Histological examination of cases with the C9ORF72 hexanucleotide repeat expansion reveals: depletion of motor neurons from the anterior horns of the spinal cord (A) with Bunina bodies (arrow) in residual neurons (B); Microglial activation in lateral corticospinal tracts (arrowheads, C); ubiquitylated neuronal (skein-like in D and compact in E) and glial (F) cytoplasmic inclusions in the anterior horns of the spinal cord; (G) TDP-43 positive skein-like neuronal cytoplasmic inclusions (arrows) and pre-inclusions (arrowhead) in the anterior horns of the spinal cord; (H) OPTN positive neuronal cytoplasmic inclusion in the anterior horns of the spinal cord; (I) ubiquitylated neuronal (arrow) and glial (arrowhead) cytoplasmic inclusions in the motor cortex; TDP-43 positive neuronal cytoplasmic inclusion in the motor cortex (arrow, J); ubiquitylated neuronal cytoplasmic inclusions (arrows) in the CA4 subfield of the hippocampus (K) and frontal neocortex (L). Lower power view of hippocampal CA4 subfield with adjacent dentate gyrus granule cells (left) reveals neuronal cytoplasmic inclusions (arrows) in CA4 of a case of ALS with C9ORF72 hexanucleotide repeat expansion (M) and none in a case without this expansion (N). Preparations: haematoxylin and eosin, A and B; CD68, C; p62, D–F, I, K–N; TDP-43, G and J; optineurin, H. Scale bar = 20 µm (B and F); 30 µm (D, E, G and H–L); 60 µm (A, M and N); 500 µm (C).

Figure 5

Immunohistochemistry for C9ORF72 shows similar features in neurologically healthy controls and individuals with motor neuron disease with and without the hexanucleotide repeat expansion.
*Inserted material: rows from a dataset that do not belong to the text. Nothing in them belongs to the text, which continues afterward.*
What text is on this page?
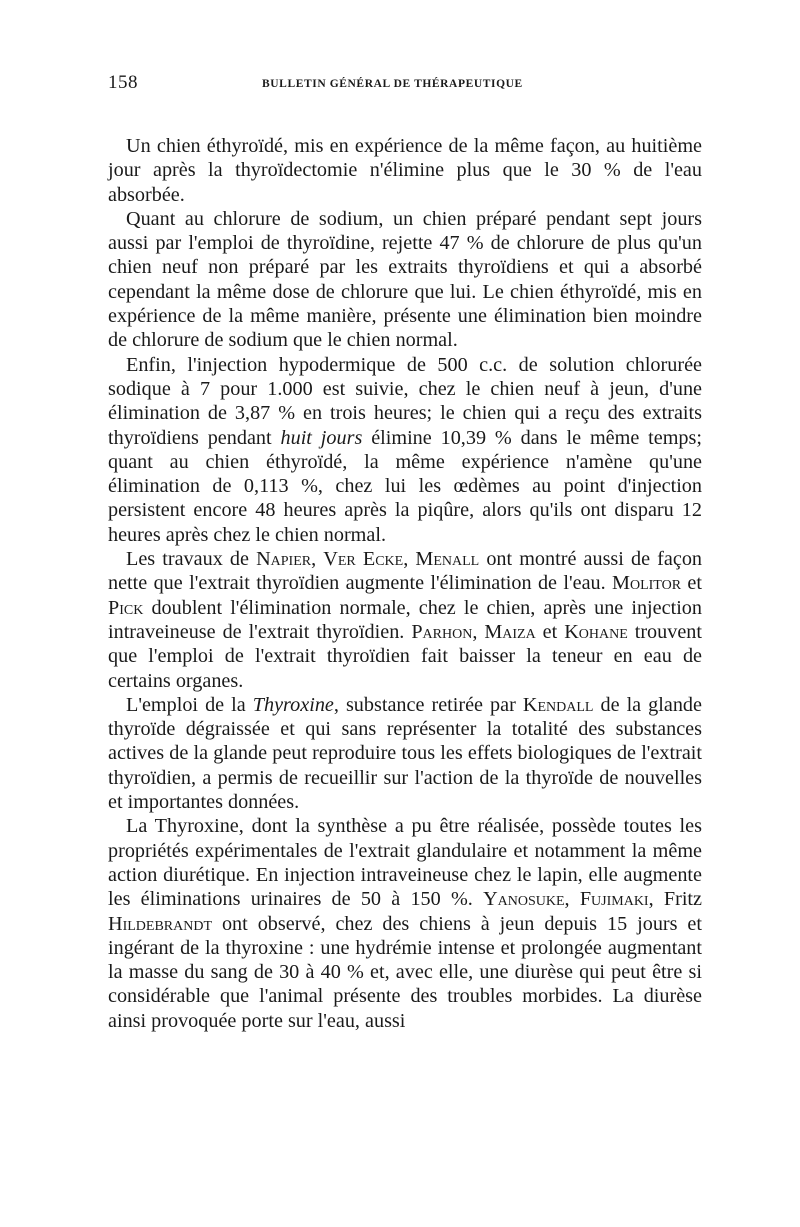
158	BULLETIN GÉNÉRAL DE THÉRAPEUTIQUE

Un chien éthyroïdé, mis en expérience de la même façon, au huitième jour après la thyroïdectomie n'élimine plus que le 30 % de l'eau absorbée.

Quant au chlorure de sodium, un chien préparé pendant sept jours aussi par l'emploi de thyroïdine, rejette 47 % de chlorure de plus qu'un chien neuf non préparé par les extraits thyroïdiens et qui a absorbé cependant la même dose de chlorure que lui. Le chien éthyroïdé, mis en expérience de la même manière, présente une élimination bien moindre de chlorure de sodium que le chien normal.

Enfin, l'injection hypodermique de 500 c.c. de solution chlorurée sodique à 7 pour 1.000 est suivie, chez le chien neuf à jeun, d'une élimination de 3,87 % en trois heures; le chien qui a reçu des extraits thyroïdiens pendant huit jours élimine 10,39 % dans le même temps; quant au chien éthyroïdé, la même expérience n'amène qu'une élimination de 0,113 %, chez lui les œdèmes au point d'injection persistent encore 48 heures après la piqûre, alors qu'ils ont disparu 12 heures après chez le chien normal.

Les travaux de Napier, Ver Ecke, Menall ont montré aussi de façon nette que l'extrait thyroïdien augmente l'élimination de l'eau. Molitor et Pick doublent l'élimination normale, chez le chien, après une injection intraveineuse de l'extrait thyroïdien. Parhon, Maiza et Kohane trouvent que l'emploi de l'extrait thyroïdien fait baisser la teneur en eau de certains organes.

L'emploi de la Thyroxine, substance retirée par Kendall de la glande thyroïde dégraissée et qui sans représenter la totalité des substances actives de la glande peut reproduire tous les effets biologiques de l'extrait thyroïdien, a permis de recueillir sur l'action de la thyroïde de nouvelles et importantes données.

La Thyroxine, dont la synthèse a pu être réalisée, possède toutes les propriétés expérimentales de l'extrait glandulaire et notamment la même action diurétique. En injection intraveineuse chez le lapin, elle augmente les éliminations urinaires de 50 à 150 %. Yanosuke, Fujimaki, Fritz Hildebrandt ont observé, chez des chiens à jeun depuis 15 jours et ingérant de la thyroxine : une hydrémie intense et prolongée augmentant la masse du sang de 30 à 40 % et, avec elle, une diurèse qui peut être si considérable que l'animal présente des troubles morbides. La diurèse ainsi provoquée porte sur l'eau, aussi
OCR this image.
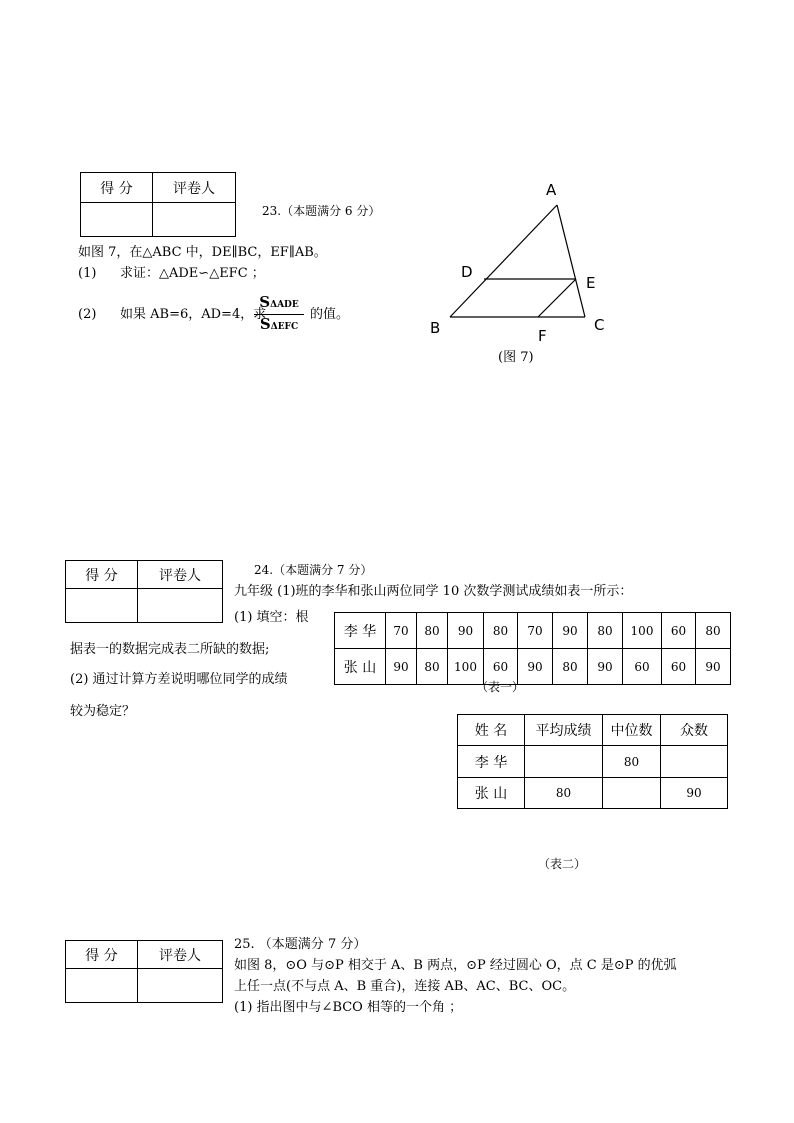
得 分	评卷人

23.（本题满分 6 分）
如图 7，在△ABC 中，DE∥BC，EF∥AB。
(1) 求证：△ADE∽△EFC ；
(2) 如果 AB=6，AD=4，求
SΔADE
SΔEFC
的值。
A
D
E
B	F
C
(图 7)
得 分	评卷人
		24.（本题满分 7 分）
九年级 (1)班的李华和张山两位同学 10 次数学测试成绩如表一所示：
(1) 填空：根
据表一的数据完成表二所缺的数据;
(2) 通过计算方差说明哪位同学的成绩
较为稳定？
李 华	70	80	90	80	70	90	80	100	60	80
张 山	90	80	100	60	90	80	90	60	60	90
（表一）
姓 名	平均成绩	中位数	众数
李 华		80	
张 山	80		90
（表二）
得 分	评卷人

25. （本题满分 7 分）
如图 8，⊙O 与⊙P 相交于 A、B 两点，⊙P 经过圆心 O，点 C 是⊙P 的优弧
上任一点(不与点 A、B 重合)，连接 AB、AC、BC、OC。
(1) 指出图中与∠BCO 相等的一个角 ；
The spinal cord stained with C9ORF72 antibody shows: (A) Coarse granular staining of the spinal cord anterior horn neuropil with variable cytoplasmic labelling of motor neurons (arrow) and perinuclear labelling of small glial cells (e.g. arrowhead); patches of more intense labelling (arrowheads) on the surfaces of some motor neurons (B) that is often more marked in neuronal processes (C). In white matter (dorsal column) there is staining around axons corresponding to portions of myelin sheath (D). Granular staining of the neuropil with more prominent ‘streaks’ and only pale neuronal expression is seen in the hippocampus (CA4 subregion with dentate gyrus granule cell layer top right; E). Granular neuropil labelling with lesser staining of neurons is also seen in the neocortex (frontal cortex; F). Scale bar = 20 µm (B and F); 30 µm (A–D); 60 µm (E and F).